Background: Aesthetic skull deformities occur in a very wide degree of severities and presentations. While many think that such skull shape issues are probably large and obvious, I have found that some are quite small and often obscure to the casual observer. But to the patient smaller skull defects can be just as disturbing as those that can be clearly seen.
One of the common areas of the skull that is often bothersome is the back of the head. While complaints may be of its size, too big or too flat, there are an equal number that relate to its symmetry. One side of the back of the head being flatter than other, often referred to as plagiocephaly, is a condition that I commonly treat. Whether the patient can see it because they have a shaved head or closely cropped hair or whether they can simply feel it through good hair cover, I have seen patients opt for treatment in either an exposed or camouflaged skull shape.
It is not clear why a skull area that is the hardest for some patients to see can be a source of aesthetic anxiety, but it can be. Since custom implants is now the standard way to treat any broad-surfaced area skull deformities, it becomes possible to effectively treat even the smallest of such skull shape deformations.
Case Study: This 57 year-old male had been bothered for a long time by the shape of the back of his head. There was a dip on the upper right occipital skull and a modest protrusion on the left side. Using a 3D CT skull scan, a small right occipital skull implant was designed to precisely fill the bone dip.
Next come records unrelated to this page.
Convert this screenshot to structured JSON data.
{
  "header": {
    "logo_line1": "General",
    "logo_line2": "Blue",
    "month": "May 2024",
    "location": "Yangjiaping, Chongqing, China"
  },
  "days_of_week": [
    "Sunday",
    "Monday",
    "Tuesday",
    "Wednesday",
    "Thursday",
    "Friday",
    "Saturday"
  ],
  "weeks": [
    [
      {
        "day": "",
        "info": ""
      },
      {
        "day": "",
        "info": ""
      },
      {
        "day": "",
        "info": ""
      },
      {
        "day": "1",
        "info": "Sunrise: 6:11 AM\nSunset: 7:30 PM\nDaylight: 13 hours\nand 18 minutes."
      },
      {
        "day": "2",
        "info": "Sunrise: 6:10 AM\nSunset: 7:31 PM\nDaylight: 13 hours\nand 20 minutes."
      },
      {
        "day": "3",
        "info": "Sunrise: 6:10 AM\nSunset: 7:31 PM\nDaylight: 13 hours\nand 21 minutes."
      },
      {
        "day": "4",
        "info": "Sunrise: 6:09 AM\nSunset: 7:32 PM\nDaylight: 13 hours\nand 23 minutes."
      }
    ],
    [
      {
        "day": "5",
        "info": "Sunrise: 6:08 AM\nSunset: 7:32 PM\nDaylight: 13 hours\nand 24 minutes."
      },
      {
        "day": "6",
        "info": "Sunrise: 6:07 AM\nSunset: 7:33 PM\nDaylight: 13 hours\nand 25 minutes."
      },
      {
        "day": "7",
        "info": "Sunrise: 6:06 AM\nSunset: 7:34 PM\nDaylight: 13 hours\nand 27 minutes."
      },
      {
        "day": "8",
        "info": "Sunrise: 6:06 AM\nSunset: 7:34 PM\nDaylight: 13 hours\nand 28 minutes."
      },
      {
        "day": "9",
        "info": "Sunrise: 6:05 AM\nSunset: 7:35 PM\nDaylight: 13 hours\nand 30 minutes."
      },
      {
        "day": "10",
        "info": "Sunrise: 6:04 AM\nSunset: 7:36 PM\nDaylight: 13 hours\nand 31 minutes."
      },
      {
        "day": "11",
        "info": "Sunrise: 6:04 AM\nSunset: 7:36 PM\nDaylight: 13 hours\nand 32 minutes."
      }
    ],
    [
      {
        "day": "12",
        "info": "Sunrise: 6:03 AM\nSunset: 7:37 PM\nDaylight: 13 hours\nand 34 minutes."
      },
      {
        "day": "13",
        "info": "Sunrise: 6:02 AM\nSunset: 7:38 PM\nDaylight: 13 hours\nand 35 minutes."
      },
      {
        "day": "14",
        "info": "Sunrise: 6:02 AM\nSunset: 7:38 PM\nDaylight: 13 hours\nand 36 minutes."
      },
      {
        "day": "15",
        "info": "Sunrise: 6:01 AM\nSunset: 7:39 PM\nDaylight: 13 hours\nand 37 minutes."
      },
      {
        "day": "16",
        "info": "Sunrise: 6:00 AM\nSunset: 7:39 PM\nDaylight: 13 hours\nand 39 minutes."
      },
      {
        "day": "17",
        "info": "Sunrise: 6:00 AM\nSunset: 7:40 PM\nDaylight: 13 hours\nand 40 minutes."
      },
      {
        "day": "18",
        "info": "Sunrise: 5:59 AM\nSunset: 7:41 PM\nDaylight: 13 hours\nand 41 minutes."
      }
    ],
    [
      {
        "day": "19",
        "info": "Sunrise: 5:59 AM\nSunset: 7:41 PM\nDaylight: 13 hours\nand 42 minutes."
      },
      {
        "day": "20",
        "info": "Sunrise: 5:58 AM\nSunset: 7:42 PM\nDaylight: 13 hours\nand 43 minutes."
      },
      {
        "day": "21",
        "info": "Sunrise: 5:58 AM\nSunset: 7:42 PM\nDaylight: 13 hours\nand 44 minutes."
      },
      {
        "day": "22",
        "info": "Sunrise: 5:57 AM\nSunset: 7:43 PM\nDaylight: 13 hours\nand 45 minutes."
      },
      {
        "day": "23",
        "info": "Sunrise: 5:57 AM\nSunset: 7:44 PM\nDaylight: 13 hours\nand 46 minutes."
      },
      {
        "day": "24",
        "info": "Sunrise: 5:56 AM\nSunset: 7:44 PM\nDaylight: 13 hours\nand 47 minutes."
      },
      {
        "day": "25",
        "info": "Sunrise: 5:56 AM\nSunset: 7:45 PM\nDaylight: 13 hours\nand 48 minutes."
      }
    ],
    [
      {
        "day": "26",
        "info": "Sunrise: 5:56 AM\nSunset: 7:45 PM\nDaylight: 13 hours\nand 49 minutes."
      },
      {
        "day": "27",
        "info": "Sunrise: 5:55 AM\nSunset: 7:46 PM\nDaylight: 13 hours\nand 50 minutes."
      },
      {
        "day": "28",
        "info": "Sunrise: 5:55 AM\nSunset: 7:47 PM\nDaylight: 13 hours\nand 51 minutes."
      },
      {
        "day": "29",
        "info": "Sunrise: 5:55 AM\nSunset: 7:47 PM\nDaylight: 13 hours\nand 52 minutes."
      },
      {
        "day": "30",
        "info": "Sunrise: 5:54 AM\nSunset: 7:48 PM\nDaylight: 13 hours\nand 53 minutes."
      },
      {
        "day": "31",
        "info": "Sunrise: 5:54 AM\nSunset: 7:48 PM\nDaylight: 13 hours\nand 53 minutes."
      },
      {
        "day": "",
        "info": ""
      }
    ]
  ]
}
Under general anesthesia and in the prone position, a bilateral occipital skull reshaping procedure was performed through a 7 cm long low horizontal scalp incision. On the left side the bony prominence was reduced by burring along the nuchal ridge. On the right side the custom skull implant was inserted and oriented through implant markers and secured with two microscrews.
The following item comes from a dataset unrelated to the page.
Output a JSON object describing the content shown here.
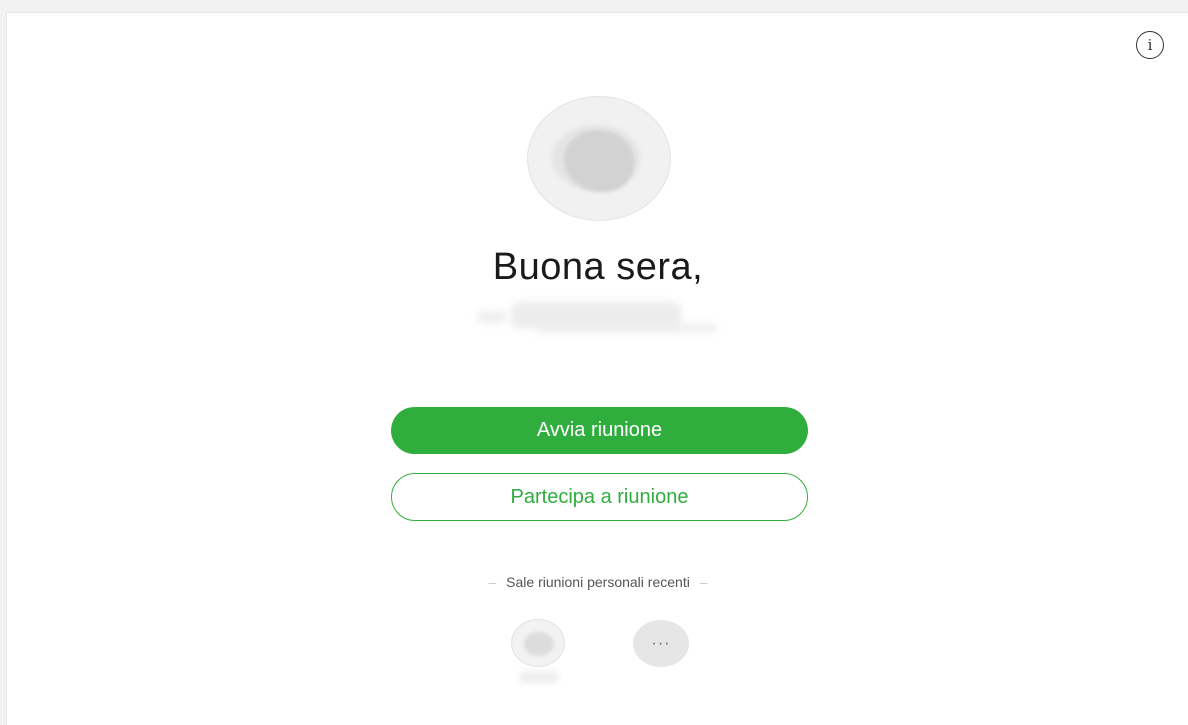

Small skull contour defects can often be the hardest to improve without creating other aesthetic issues. As a general rule the smaller the defect the more precise the contour restoration must be. Anything short of near perfection can just be another aesthetic concern. Custom designing the implant creates the best chance of minimizing these potential iatrogenic aesthetic concerns.
- Custom skull implants can be made for smaller select skull defects.
- One of the most common aesthetic skull deformities is that of plagiocephaly where the back of the head is asymmetric.
- Custom occipital skull implants are usually placed through a low horizontal hairline incision on the back of the head.